# Lilly Kraus



## Captainnumber36 (Jan 19, 2017)

She is the first pianist to really help me enjoy Mozart's piano sonatas. She plays them exactly to my taste!

Take a listen for yourself:


----------



## Pugg (Aug 8, 2014)

Captainnumber36 said:


> She is the first pianist to really help me enjoy Mozart's piano sonatas. She plays them exactly to my taste!
> 
> Take a listen for yourself:


You style of playing likes a lot like her.
That is a compliment!!!


----------



## Captainnumber36 (Jan 19, 2017)

Pugg said:


> You style of playing likes a lot like her.
> That is a compliment!!!


Wow, thank you.
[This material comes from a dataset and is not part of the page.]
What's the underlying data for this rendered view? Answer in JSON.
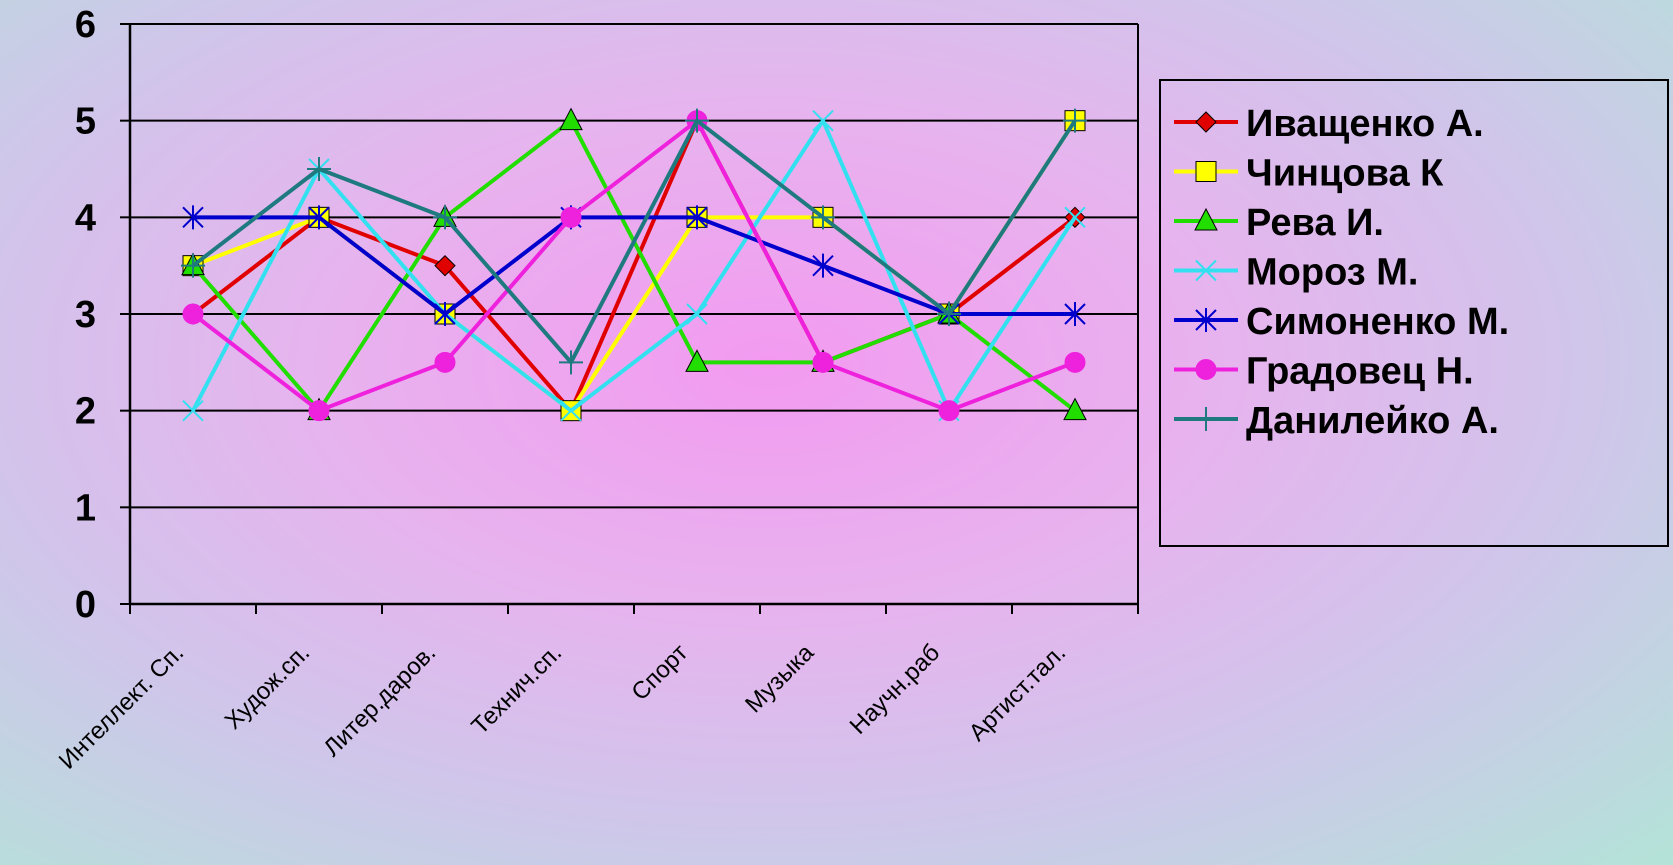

I don't really hear it, but I would love to sound like her, and if I do to your ears, that makes me VERY happy.

Thank you so much!


----------



## hpowders (Dec 23, 2013)

For years, Lily Kraus was the standard bearer when it came to the performance of the Mozart Piano Sonatas on modern piano.


----------



## Captainnumber36 (Jan 19, 2017)

hpowders said:


> For years, Lily Kraus was the standard bearer when it came to the performance of the Mozart Piano Sonatas on modern piano.


Very easy to see why! She is phenomenal.


----------